Even in the examples I’ve given, you can see that the first step to reaching a small audience is reaching a large one:

  • Musician Kina Grannis has 1.2 million YouTube subscribers…but only around 2,200 Patreon supporters
  • YouTuber TierZoo has over 15,000,000 views…but only 590 supporters on Patreon
  • Ramit Sethi’s top 1,000 customers spend more…but he reaches an email list of several hundred thousand people, and has tens of thousands of total customers

The idea of 1000 True Fans is that you don’t necessarily need to be famous to be successful. But in order to get to 1000 fans, you do need to become a little famous.
Science fiction author John Scalzi added to this argument in a very cogent response to Kelly’s original essay.

“The available universe of ‘true fans’ is not the entire US (or the entire Internet), but the subset of those who are willing/able to spend a significant sum of money on a single creative person.”

As I mentioned, I’ve never followed someone on tour and I don’t buy merch. I’ll see an artist if they come to my city, and I support two creators with small donations on Patreon. But that’s about it.
Most people are like me.

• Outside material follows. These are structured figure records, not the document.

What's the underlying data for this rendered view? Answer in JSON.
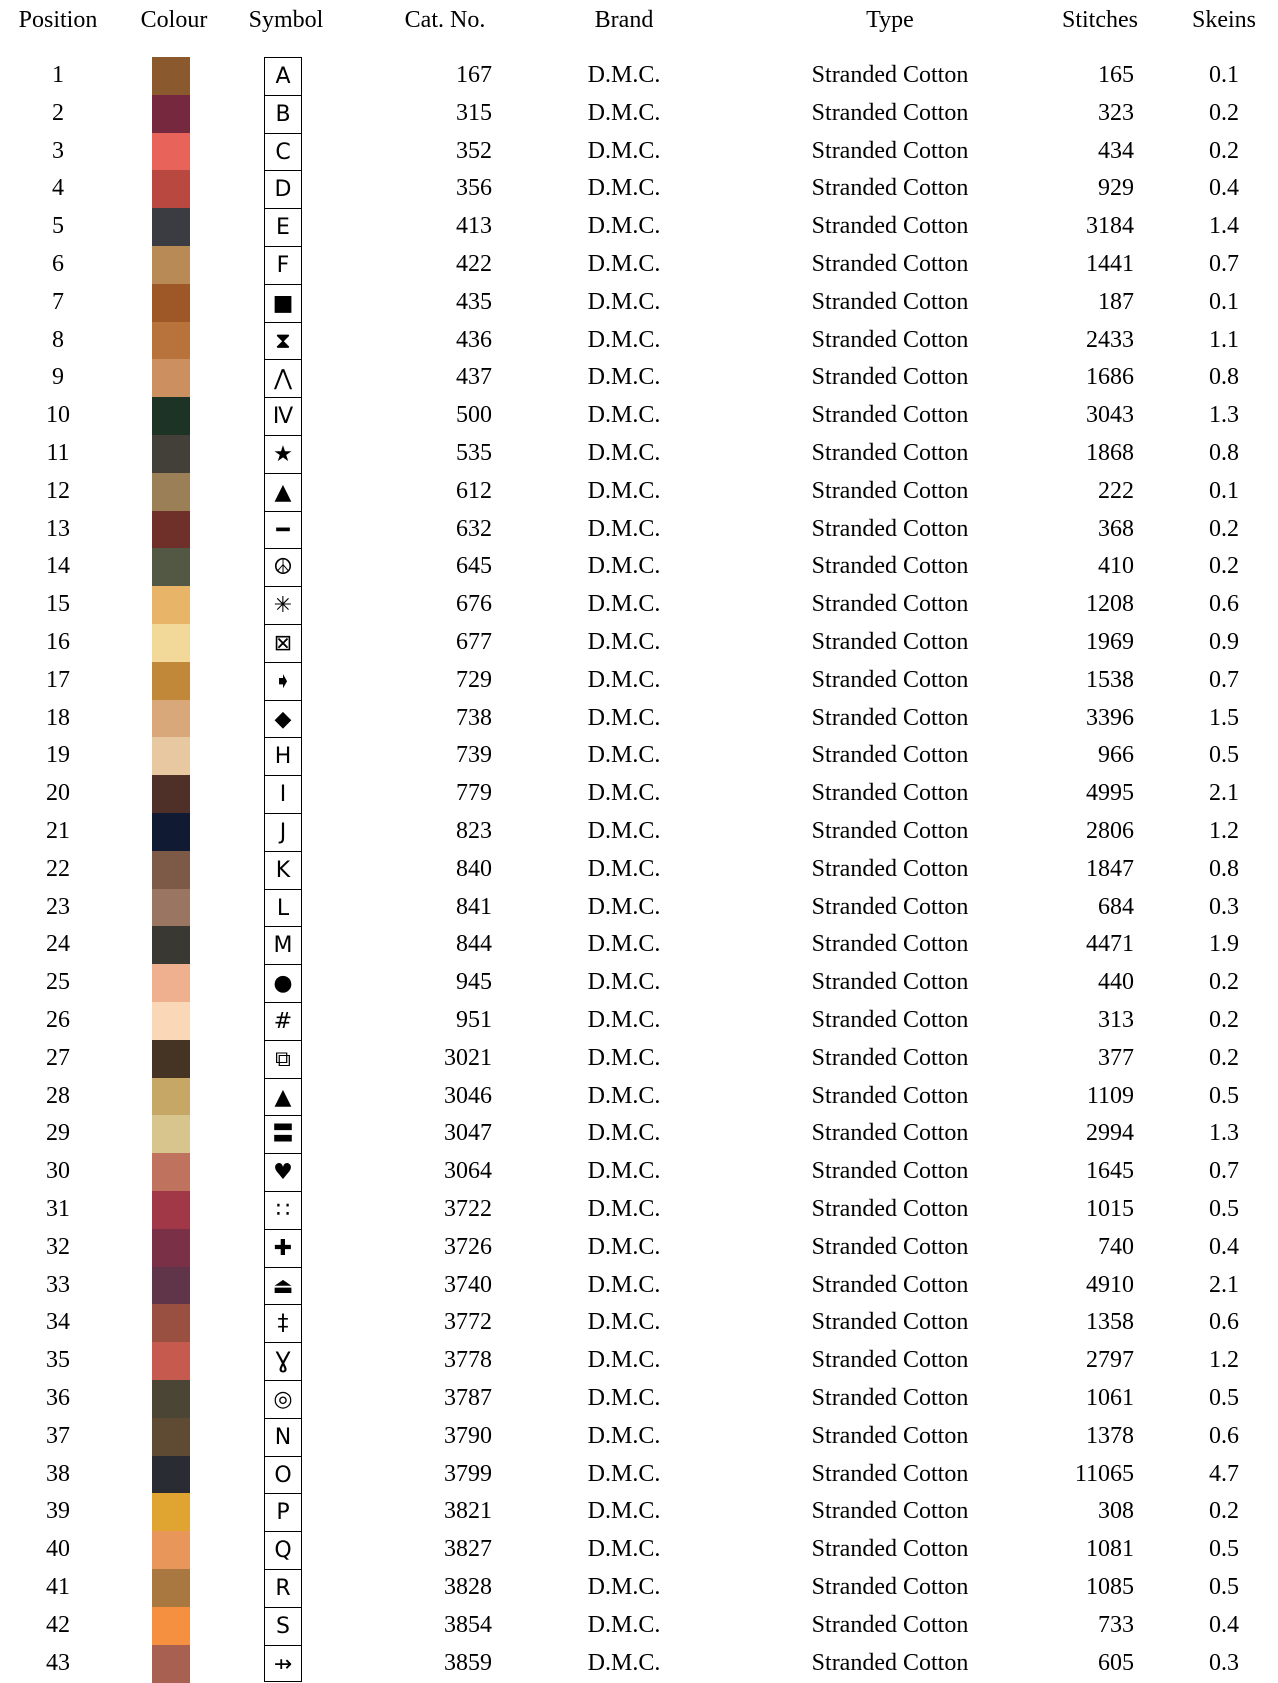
{
  "headers": {
    "position": "Position",
    "colour": "Colour",
    "symbol": "Symbol",
    "cat_no": "Cat. No.",
    "brand": "Brand",
    "type": "Type",
    "stitches": "Stitches",
    "skeins": "Skeins"
  },
  "rows": [
    {
      "position": "1",
      "color": "#8a5a2e",
      "symbol": "A",
      "cat_no": "167",
      "brand": "D.M.C.",
      "type": "Stranded Cotton",
      "stitches": "165",
      "skeins": "0.1"
    },
    {
      "position": "2",
      "color": "#76283e",
      "symbol": "B",
      "cat_no": "315",
      "brand": "D.M.C.",
      "type": "Stranded Cotton",
      "stitches": "323",
      "skeins": "0.2"
    },
    {
      "position": "3",
      "color": "#e8635a",
      "symbol": "C",
      "cat_no": "352",
      "brand": "D.M.C.",
      "type": "Stranded Cotton",
      "stitches": "434",
      "skeins": "0.2"
    },
    {
      "position": "4",
      "color": "#b94840",
      "symbol": "D",
      "cat_no": "356",
      "brand": "D.M.C.",
      "type": "Stranded Cotton",
      "stitches": "929",
      "skeins": "0.4"
    },
    {
      "position": "5",
      "color": "#3b3c42",
      "symbol": "E",
      "cat_no": "413",
      "brand": "D.M.C.",
      "type": "Stranded Cotton",
      "stitches": "3184",
      "skeins": "1.4"
    },
    {
      "position": "6",
      "color": "#b88b56",
      "symbol": "F",
      "cat_no": "422",
      "brand": "D.M.C.",
      "type": "Stranded Cotton",
      "stitches": "1441",
      "skeins": "0.7"
    },
    {
      "position": "7",
      "color": "#9e5726",
      "symbol": "■",
      "cat_no": "435",
      "brand": "D.M.C.",
      "type": "Stranded Cotton",
      "stitches": "187",
      "skeins": "0.1"
    },
    {
      "position": "8",
      "color": "#b8733c",
      "symbol": "⧗",
      "cat_no": "436",
      "brand": "D.M.C.",
      "type": "Stranded Cotton",
      "stitches": "2433",
      "skeins": "1.1"
    },
    {
      "position": "9",
      "color": "#cc9060",
      "symbol": "⋀",
      "cat_no": "437",
      "brand": "D.M.C.",
      "type": "Stranded Cotton",
      "stitches": "1686",
      "skeins": "0.8"
    },
    {
      "position": "10",
      "color": "#1d3326",
      "symbol": "Ⅳ",
      "cat_no": "500",
      "brand": "D.M.C.",
      "type": "Stranded Cotton",
      "stitches": "3043",
      "skeins": "1.3"
    },
    {
      "position": "11",
      "color": "#424038",
      "symbol": "★",
      "cat_no": "535",
      "brand": "D.M.C.",
      "type": "Stranded Cotton",
      "stitches": "1868",
      "skeins": "0.8"
    },
    {
      "position": "12",
      "color": "#9a7f57",
      "symbol": "▲",
      "cat_no": "612",
      "brand": "D.M.C.",
      "type": "Stranded Cotton",
      "stitches": "222",
      "skeins": "0.1"
    },
    {
      "position": "13",
      "color": "#6e3029",
      "symbol": "━",
      "cat_no": "632",
      "brand": "D.M.C.",
      "type": "Stranded Cotton",
      "stitches": "368",
      "skeins": "0.2"
    },
    {
      "position": "14",
      "color": "#535845",
      "symbol": "☮",
      "cat_no": "645",
      "brand": "D.M.C.",
      "type": "Stranded Cotton",
      "stitches": "410",
      "skeins": "0.2"
    },
    {
      "position": "15",
      "color": "#e8b568",
      "symbol": "✳",
      "cat_no": "676",
      "brand": "D.M.C.",
      "type": "Stranded Cotton",
      "stitches": "1208",
      "skeins": "0.6"
    },
    {
      "position": "16",
      "color": "#f2d99a",
      "symbol": "⊠",
      "cat_no": "677",
      "brand": "D.M.C.",
      "type": "Stranded Cotton",
      "stitches": "1969",
      "skeins": "0.9"
    },
    {
      "position": "17",
      "color": "#c2883a",
      "symbol": "➧",
      "cat_no": "729",
      "brand": "D.M.C.",
      "type": "Stranded Cotton",
      "stitches": "1538",
      "skeins": "0.7"
    },
    {
      "position": "18",
      "color": "#d8a87a",
      "symbol": "◆",
      "cat_no": "738",
      "brand": "D.M.C.",
      "type": "Stranded Cotton",
      "stitches": "3396",
      "skeins": "1.5"
    },
    {
      "position": "19",
      "color": "#e8c8a0",
      "symbol": "H",
      "cat_no": "739",
      "brand": "D.M.C.",
      "type": "Stranded Cotton",
      "stitches": "966",
      "skeins": "0.5"
    },
    {
      "position": "20",
      "color": "#4f3029",
      "symbol": "I",
      "cat_no": "779",
      "brand": "D.M.C.",
      "type": "Stranded Cotton",
      "stitches": "4995",
      "skeins": "2.1"
    },
    {
      "position": "21",
      "color": "#111a33",
      "symbol": "J",
      "cat_no": "823",
      "brand": "D.M.C.",
      "type": "Stranded Cotton",
      "stitches": "2806",
      "skeins": "1.2"
    },
    {
      "position": "22",
      "color": "#7c5a47",
      "symbol": "K",
      "cat_no": "840",
      "brand": "D.M.C.",
      "type": "Stranded Cotton",
      "stitches": "1847",
      "skeins": "0.8"
    },
    {
      "position": "23",
      "color": "#9a7562",
      "symbol": "L",
      "cat_no": "841",
      "brand": "D.M.C.",
      "type": "Stranded Cotton",
      "stitches": "684",
      "skeins": "0.3"
    },
    {
      "position": "24",
      "color": "#393833",
      "symbol": "M",
      "cat_no": "844",
      "brand": "D.M.C.",
      "type": "Stranded Cotton",
      "stitches": "4471",
      "skeins": "1.9"
    },
    {
      "position": "25",
      "color": "#eeb08e",
      "symbol": "●",
      "cat_no": "945",
      "brand": "D.M.C.",
      "type": "Stranded Cotton",
      "stitches": "440",
      "skeins": "0.2"
    },
    {
      "position": "26",
      "color": "#fad7b6",
      "symbol": "#",
      "cat_no": "951",
      "brand": "D.M.C.",
      "type": "Stranded Cotton",
      "stitches": "313",
      "skeins": "0.2"
    },
    {
      "position": "27",
      "color": "#453324",
      "symbol": "⧉",
      "cat_no": "3021",
      "brand": "D.M.C.",
      "type": "Stranded Cotton",
      "stitches": "377",
      "skeins": "0.2"
    },
    {
      "position": "28",
      "color": "#c6a765",
      "symbol": "▲",
      "cat_no": "3046",
      "brand": "D.M.C.",
      "type": "Stranded Cotton",
      "stitches": "1109",
      "skeins": "0.5"
    },
    {
      "position": "29",
      "color": "#d8c58d",
      "symbol": "〓",
      "cat_no": "3047",
      "brand": "D.M.C.",
      "type": "Stranded Cotton",
      "stitches": "2994",
      "skeins": "1.3"
    },
    {
      "position": "30",
      "color": "#bf735e",
      "symbol": "♥",
      "cat_no": "3064",
      "brand": "D.M.C.",
      "type": "Stranded Cotton",
      "stitches": "1645",
      "skeins": "0.7"
    },
    {
      "position": "31",
      "color": "#a03848",
      "symbol": "∷",
      "cat_no": "3722",
      "brand": "D.M.C.",
      "type": "Stranded Cotton",
      "stitches": "1015",
      "skeins": "0.5"
    },
    {
      "position": "32",
      "color": "#7a3148",
      "symbol": "✚",
      "cat_no": "3726",
      "brand": "D.M.C.",
      "type": "Stranded Cotton",
      "stitches": "740",
      "skeins": "0.4"
    },
    {
      "position": "33",
      "color": "#60354a",
      "symbol": "⏏",
      "cat_no": "3740",
      "brand": "D.M.C.",
      "type": "Stranded Cotton",
      "stitches": "4910",
      "skeins": "2.1"
    },
    {
      "position": "34",
      "color": "#9a5040",
      "symbol": "‡",
      "cat_no": "3772",
      "brand": "D.M.C.",
      "type": "Stranded Cotton",
      "stitches": "1358",
      "skeins": "0.6"
    },
    {
      "position": "35",
      "color": "#c65a4e",
      "symbol": "Ɣ",
      "cat_no": "3778",
      "brand": "D.M.C.",
      "type": "Stranded Cotton",
      "stitches": "2797",
      "skeins": "1.2"
    },
    {
      "position": "36",
      "color": "#4a4534",
      "symbol": "◎",
      "cat_no": "3787",
      "brand": "D.M.C.",
      "type": "Stranded Cotton",
      "stitches": "1061",
      "skeins": "0.5"
    },
    {
      "position": "37",
      "color": "#5f4b33",
      "symbol": "N",
      "cat_no": "3790",
      "brand": "D.M.C.",
      "type": "Stranded Cotton",
      "stitches": "1378",
      "skeins": "0.6"
    },
    {
      "position": "38",
      "color": "#2a2c33",
      "symbol": "O",
      "cat_no": "3799",
      "brand": "D.M.C.",
      "type": "Stranded Cotton",
      "stitches": "11065",
      "skeins": "4.7"
    },
    {
      "position": "39",
      "color": "#e0a530",
      "symbol": "P",
      "cat_no": "3821",
      "brand": "D.M.C.",
      "type": "Stranded Cotton",
      "stitches": "308",
      "skeins": "0.2"
    },
    {
      "position": "40",
      "color": "#e8965a",
      "symbol": "Q",
      "cat_no": "3827",
      "brand": "D.M.C.",
      "type": "Stranded Cotton",
      "stitches": "1081",
      "skeins": "0.5"
    },
    {
      "position": "41",
      "color": "#a87840",
      "symbol": "R",
      "cat_no": "3828",
      "brand": "D.M.C.",
      "type": "Stranded Cotton",
      "stitches": "1085",
      "skeins": "0.5"
    },
    {
      "position": "42",
      "color": "#f59040",
      "symbol": "S",
      "cat_no": "3854",
      "brand": "D.M.C.",
      "type": "Stranded Cotton",
      "stitches": "733",
      "skeins": "0.4"
    },
    {
      "position": "43",
      "color": "#a86050",
      "symbol": "⇸",
      "cat_no": "3859",
      "brand": "D.M.C.",
      "type": "Stranded Cotton",
      "stitches": "605",
      "skeins": "0.3"
    }
  ]
}
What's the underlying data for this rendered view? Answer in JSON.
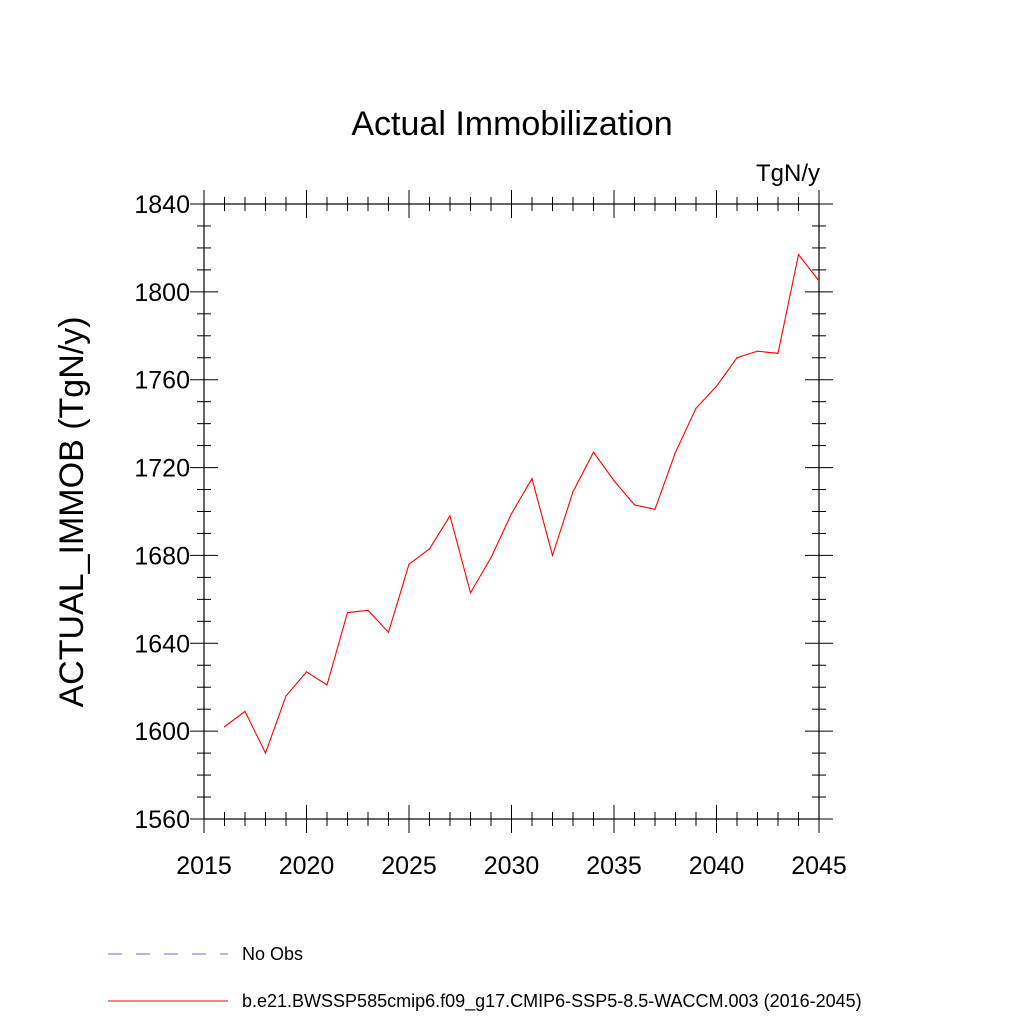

People might spend a bit to support stuff they like, but not everyone will and not everyone will spend a lot.
A final criticism of 1000 True Fans comes from Robert Rich, in another response to Kelly’s original essay.

“A further caveat: it’s easy to get trapped into the expectations of these True Fans, and with such a tenuous income stream, an artist risks poverty by pushing too far beyond the boundaries of style or preconceptions.
I suppose I have a bit of a reputation for being one of those divergent – perhaps unpredictable – artists, and from that perspective I see a bit of a Catch 22 between ignoring those expectations or pandering to them.
If we play to the same 1000 people, and keep doing the same basic thing, eventually the Fans become sated and don’t feel a need to purchase this year’s model, when it’s almost identical to last year’s but in a slightly different shade of black.
Yet when the Fans’ Favorite Artist starts pushing past the comfort zone of what made them True Fans to begin with, they are just as likely to move their attention onwards within the box that makes them comfortable.”

Rich’s argument clearly applies to artists and creators—when you rely on True Fans, you need to keep pleasing those True Fans even if your creative ambitions lie elsewhere.
But the same principle can apply to other business.
Karmaloop alienated its “whales,” or True Fans,” and nearly went bankrupt. Recovering from their mistakes meant building an entirely new group of True Fans—the ones they had lost were never coming back.
When I worked at an agency, we had a $1.5 million project that accounted for a huge percentage of our revenue. If that client wanted something, they got it—but repeatedly giving in to a client’s changing demands didn’t produce the best work or the best results.
These criticisms of the practical use of 1,000 True Fans are very real and very challenging. I would also argue—they can be overcome.
And even if you don’t literally focus on having exactly 1,000 True Fans, the principle of focusing on your best, most loyal customers can have a powerful effect on your business.